So obvious are the things I will be talking about, that we may call the subject matter 'commonness' or even 'the readily visible'. It is therefore something accessible, and perceivable through everything we do. And this kind of observation of what is seen and already visible we may call perspective.
Perhaps you've recently experienced a moment of significant growth, where you saw something you didn't before, or in blissful perfection, grasped a thing so well that it altered you. The altering realization was one of attention, of noticing something. In that noticing, the previously unknown is realized, it is moved into something no longer taken for granted. This is un-granted, it is wisdom.

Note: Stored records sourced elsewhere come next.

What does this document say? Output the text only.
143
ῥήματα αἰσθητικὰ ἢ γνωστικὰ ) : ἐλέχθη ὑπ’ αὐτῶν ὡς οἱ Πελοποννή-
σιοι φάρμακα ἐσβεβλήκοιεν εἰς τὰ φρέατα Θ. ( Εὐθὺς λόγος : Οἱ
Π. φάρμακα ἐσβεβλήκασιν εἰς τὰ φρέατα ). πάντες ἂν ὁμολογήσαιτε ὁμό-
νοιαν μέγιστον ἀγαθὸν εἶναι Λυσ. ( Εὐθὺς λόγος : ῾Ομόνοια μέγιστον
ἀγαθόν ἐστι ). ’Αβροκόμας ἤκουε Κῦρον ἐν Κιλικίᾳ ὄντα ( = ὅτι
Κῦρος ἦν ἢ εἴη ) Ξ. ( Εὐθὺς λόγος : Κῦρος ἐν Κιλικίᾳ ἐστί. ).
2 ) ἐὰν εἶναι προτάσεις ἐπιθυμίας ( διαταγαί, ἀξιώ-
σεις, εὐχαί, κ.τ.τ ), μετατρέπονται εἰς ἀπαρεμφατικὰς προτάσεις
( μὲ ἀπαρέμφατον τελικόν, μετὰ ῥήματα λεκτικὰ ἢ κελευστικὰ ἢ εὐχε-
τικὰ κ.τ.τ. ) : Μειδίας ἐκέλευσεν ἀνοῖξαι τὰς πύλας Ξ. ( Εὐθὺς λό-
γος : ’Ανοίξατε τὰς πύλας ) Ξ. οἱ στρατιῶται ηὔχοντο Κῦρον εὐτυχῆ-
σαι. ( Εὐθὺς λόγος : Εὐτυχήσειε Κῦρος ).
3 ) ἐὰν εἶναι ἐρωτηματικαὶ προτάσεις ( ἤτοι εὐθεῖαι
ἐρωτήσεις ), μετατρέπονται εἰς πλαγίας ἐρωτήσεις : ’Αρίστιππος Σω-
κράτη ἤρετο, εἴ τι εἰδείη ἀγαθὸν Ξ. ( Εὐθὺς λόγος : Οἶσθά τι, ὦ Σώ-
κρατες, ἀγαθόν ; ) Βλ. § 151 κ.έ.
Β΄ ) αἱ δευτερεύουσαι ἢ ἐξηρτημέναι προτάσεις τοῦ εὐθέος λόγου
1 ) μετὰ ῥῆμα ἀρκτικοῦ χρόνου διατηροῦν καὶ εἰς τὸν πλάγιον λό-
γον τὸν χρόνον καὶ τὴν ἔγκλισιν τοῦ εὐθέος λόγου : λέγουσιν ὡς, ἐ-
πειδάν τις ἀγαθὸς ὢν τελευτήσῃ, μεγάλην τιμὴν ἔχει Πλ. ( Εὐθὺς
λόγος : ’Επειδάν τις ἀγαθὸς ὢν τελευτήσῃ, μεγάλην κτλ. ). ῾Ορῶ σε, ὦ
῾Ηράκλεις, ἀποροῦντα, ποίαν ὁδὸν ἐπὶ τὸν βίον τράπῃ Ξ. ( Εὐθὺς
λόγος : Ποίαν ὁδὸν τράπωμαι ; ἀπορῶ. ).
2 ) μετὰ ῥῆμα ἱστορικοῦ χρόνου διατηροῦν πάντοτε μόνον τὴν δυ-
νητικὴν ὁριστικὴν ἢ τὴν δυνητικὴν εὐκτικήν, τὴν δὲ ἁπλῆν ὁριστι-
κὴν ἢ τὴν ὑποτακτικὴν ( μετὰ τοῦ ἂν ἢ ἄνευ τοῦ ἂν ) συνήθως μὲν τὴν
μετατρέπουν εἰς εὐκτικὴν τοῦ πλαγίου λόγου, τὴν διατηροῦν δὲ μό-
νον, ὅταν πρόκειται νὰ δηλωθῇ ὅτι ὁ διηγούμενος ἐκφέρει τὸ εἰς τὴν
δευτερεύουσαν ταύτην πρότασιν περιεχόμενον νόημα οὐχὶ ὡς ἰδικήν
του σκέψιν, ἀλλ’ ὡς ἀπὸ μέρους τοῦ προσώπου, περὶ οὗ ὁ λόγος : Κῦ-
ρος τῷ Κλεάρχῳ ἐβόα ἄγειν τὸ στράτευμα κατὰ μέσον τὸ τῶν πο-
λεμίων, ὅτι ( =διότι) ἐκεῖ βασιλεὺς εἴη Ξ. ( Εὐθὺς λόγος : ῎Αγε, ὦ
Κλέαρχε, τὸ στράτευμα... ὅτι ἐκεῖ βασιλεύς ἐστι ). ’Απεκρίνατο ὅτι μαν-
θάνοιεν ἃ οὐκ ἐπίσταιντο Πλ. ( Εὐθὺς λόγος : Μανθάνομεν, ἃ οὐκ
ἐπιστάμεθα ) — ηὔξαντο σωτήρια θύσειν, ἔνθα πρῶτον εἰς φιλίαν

By this definition, wisdom finds itself already mired. Aphorisms are king of grantedness, providing the one considering it with near immediate 'understanding' of the topic 'in question'. This form of understanding is often shallow. As it is understood, it is now moved back from consideration into grantedness. Our challenge is to prolong the state of 'in question' regarding our topic before resigning ourselves to understanding it.
The topic in question is teaching. The teaching done before obvious constructs of academics. One often chooses to be taught when pursuing academic goals or careers, but we certainly are not always choosing to be taught about death, loneliness, and general incorrectness. Perhaps one has a choice whether or not to learn from these experiences, but we cannot say we always have a choice about the teacher in question. Furthermore, it is absurd to think that one always has the ability to teach willfully or accurately. Certainly one reason for living is not teaching the ones we love about our death, and certainly we will be forced to teach our loved ones of this in time.
Verily the things we teach to others and will be taught are partly out of our control. This influencing of each other is largely an invisible thing. But we see new things with new perspectives. As we see the invisible, such things are moved out of being taken for granted. This is an essay on my perspective of the disposition of teaching and that of learning. Something I call 'to be imposing' and 'to be exposed'. I'll begin with the assumptions of such a perspective and follow with the dispositions themselves.